I did however discover a package of Depends.

Seems the sneezing and peeing thing won't be improving with the passage of time.

7 comments:

Anonymous said...

At least you had something you could DEPEND on!!!! Yucka Yucka Yucka says Fozzi Bear ;)

I have 2 Diva cups - one at home residing in a drawer and one that has permanent residence in my purse/bag.

What a wonderful christmas gift by the way!

Irishembi said...

Yeah Merry Christmas to me eh? I think that's a good plan and I may invest in a spare!

Miles said...

Thanks MB! We loved Max's little naughty/nice outfit too-it was a gift and I couldn't wait to put it on him.

I got the D40X It's the low end one, but I LOVE it! You definitely do not have to be talented at all to take great pictures with it- haha!

Anonymous said...

awwwww MB... the older you get...
the more multitasking you can do...
I never knew you could do all those things from all those places at the same time :(

Norkio said...

I laughed so hard I almost peed my pants. Thank god I've got my Depends on! LMAO

Petra a.k.a The Wise (*Young*) Mommy said...

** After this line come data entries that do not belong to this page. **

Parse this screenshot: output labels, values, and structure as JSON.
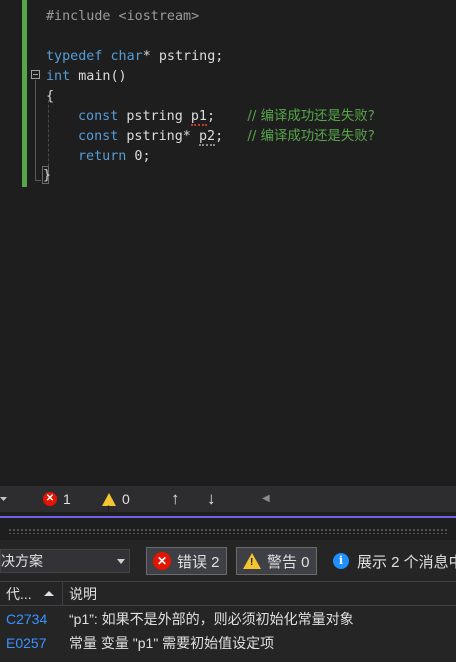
{
  "editor": {
    "lines": {
      "include": "#include <iostream>",
      "typedef_kw": "typedef",
      "typedef_type": "char",
      "typedef_rest": "* pstring;",
      "main_kw": "int",
      "main_rest": " main()",
      "open_brace": "{",
      "l1_kw": "const",
      "l1_type": " pstring ",
      "l1_var": "p1",
      "l1_semi": ";",
      "l1_comment": "// 编译成功还是失败?",
      "l2_kw": "const",
      "l2_type": " pstring* ",
      "l2_var": "p2",
      "l2_semi": ";",
      "l2_comment": "// 编译成功还是失败?",
      "l3_kw": "return",
      "l3_rest": " 0;",
      "close_brace": "}"
    }
  },
  "statusbar": {
    "errors": "1",
    "warnings": "0",
    "up_arrow": "↑",
    "down_arrow": "↓",
    "left_arrow": "◀"
  },
  "error_list": {
    "scope": "决方案",
    "errors_filter": "错误 2",
    "warnings_filter": "警告 0",
    "messages_filter": "展示 2 个消息中",
    "columns": {
      "code": "代...",
      "description": "说明"
    },
    "rows": [
      {
        "code": "C2734",
        "description": "“p1”: 如果不是外部的，则必须初始化常量对象"
      },
      {
        "code": "E0257",
        "description": "常量 变量 \"p1\" 需要初始值设定项"
      }
    ]
  },
  "colors": {
    "accent": "#7160e8",
    "keyword": "#569cd6",
    "comment": "#57a64a",
    "error": "#e51400",
    "warning": "#f2c531",
    "link": "#3794ff"
  }
}
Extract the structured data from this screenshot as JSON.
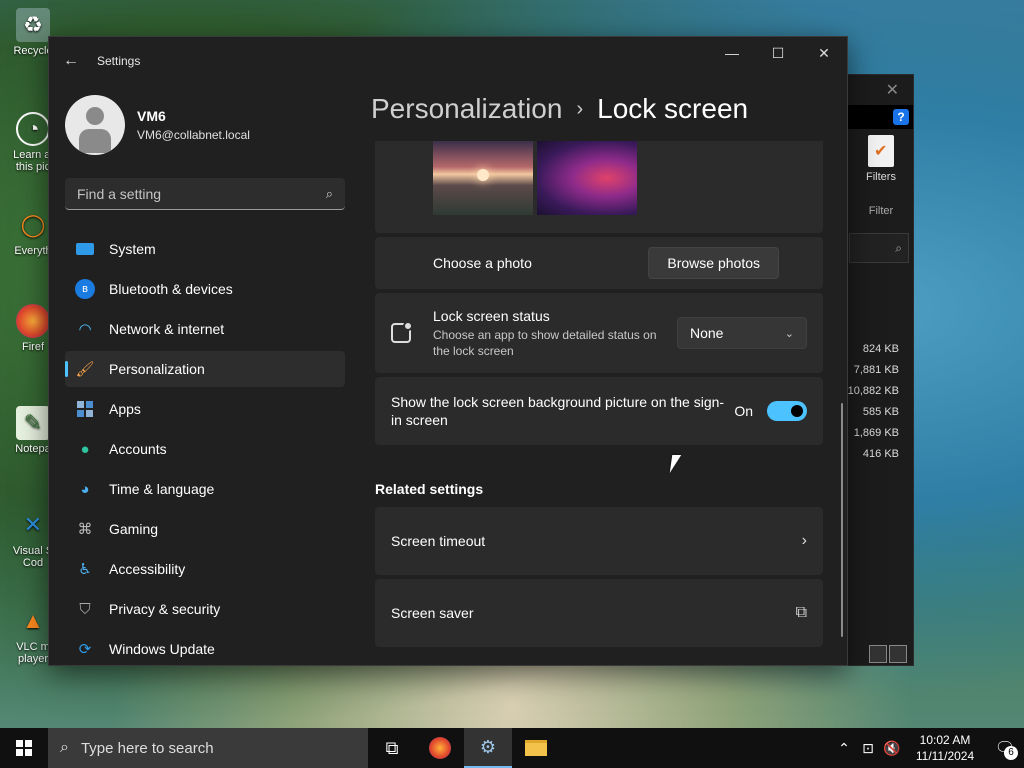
{
  "desktop": {
    "icons": [
      {
        "label": "Recycle",
        "icon": "recycle-bin-icon"
      },
      {
        "label": "Learn al this pic",
        "icon": "camera-icon"
      },
      {
        "label": "Everyth",
        "icon": "search-app-icon"
      },
      {
        "label": "Firef",
        "icon": "firefox-icon"
      },
      {
        "label": "Notepa",
        "icon": "notepad-icon"
      },
      {
        "label": "Visual S Cod",
        "icon": "vscode-icon"
      },
      {
        "label": "VLC m player",
        "icon": "vlc-icon"
      }
    ]
  },
  "explorer": {
    "filters_label": "Filters",
    "filter_group": "Filter",
    "search_glyph": "⌕",
    "sizes": [
      "824 KB",
      "7,881 KB",
      "10,882 KB",
      "585 KB",
      "",
      "1,869 KB",
      "416 KB"
    ]
  },
  "settings": {
    "app_title": "Settings",
    "user": {
      "name": "VM6",
      "email": "VM6@collabnet.local"
    },
    "search_placeholder": "Find a setting",
    "nav": [
      {
        "label": "System",
        "icon": "system-icon"
      },
      {
        "label": "Bluetooth & devices",
        "icon": "bluetooth-icon"
      },
      {
        "label": "Network & internet",
        "icon": "wifi-icon"
      },
      {
        "label": "Personalization",
        "icon": "brush-icon",
        "active": true
      },
      {
        "label": "Apps",
        "icon": "apps-icon"
      },
      {
        "label": "Accounts",
        "icon": "accounts-icon"
      },
      {
        "label": "Time & language",
        "icon": "globe-clock-icon"
      },
      {
        "label": "Gaming",
        "icon": "gamepad-icon"
      },
      {
        "label": "Accessibility",
        "icon": "accessibility-icon"
      },
      {
        "label": "Privacy & security",
        "icon": "shield-icon"
      },
      {
        "label": "Windows Update",
        "icon": "update-icon"
      }
    ],
    "breadcrumb": {
      "parent": "Personalization",
      "separator": "›",
      "current": "Lock screen"
    },
    "choose_photo": {
      "label": "Choose a photo",
      "button": "Browse photos"
    },
    "lock_status": {
      "title": "Lock screen status",
      "description": "Choose an app to show detailed status on the lock screen",
      "selected": "None"
    },
    "signin_bg": {
      "label": "Show the lock screen background picture on the sign-in screen",
      "state": "On",
      "value": true
    },
    "related": {
      "heading": "Related settings",
      "items": [
        {
          "label": "Screen timeout",
          "icon": "chevron-right-icon",
          "glyph": "›"
        },
        {
          "label": "Screen saver",
          "icon": "external-link-icon",
          "glyph": "⧉"
        }
      ]
    }
  },
  "taskbar": {
    "search_text": "Type here to search",
    "time": "10:02 AM",
    "date": "11/11/2024",
    "notification_count": "6"
  },
  "colors": {
    "accent": "#4cc2ff",
    "window_bg": "#202020",
    "card_bg": "#2b2b2b",
    "taskbar_bg": "#101010"
  }
}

Oh man, I hate when that happens! But, you got a hilarious blog post out of it, so there's that at least...

Eileen, Founder, Organizer, Mayor and Chief Cook And Bottle Washer of the Anger Management Girls. said...

I haven't had a period in about 5 years and I still carry a tampon at the bottom of my purse.
Just in case.
The Depends---welcome to my world. One never knows when one will have to sneeze.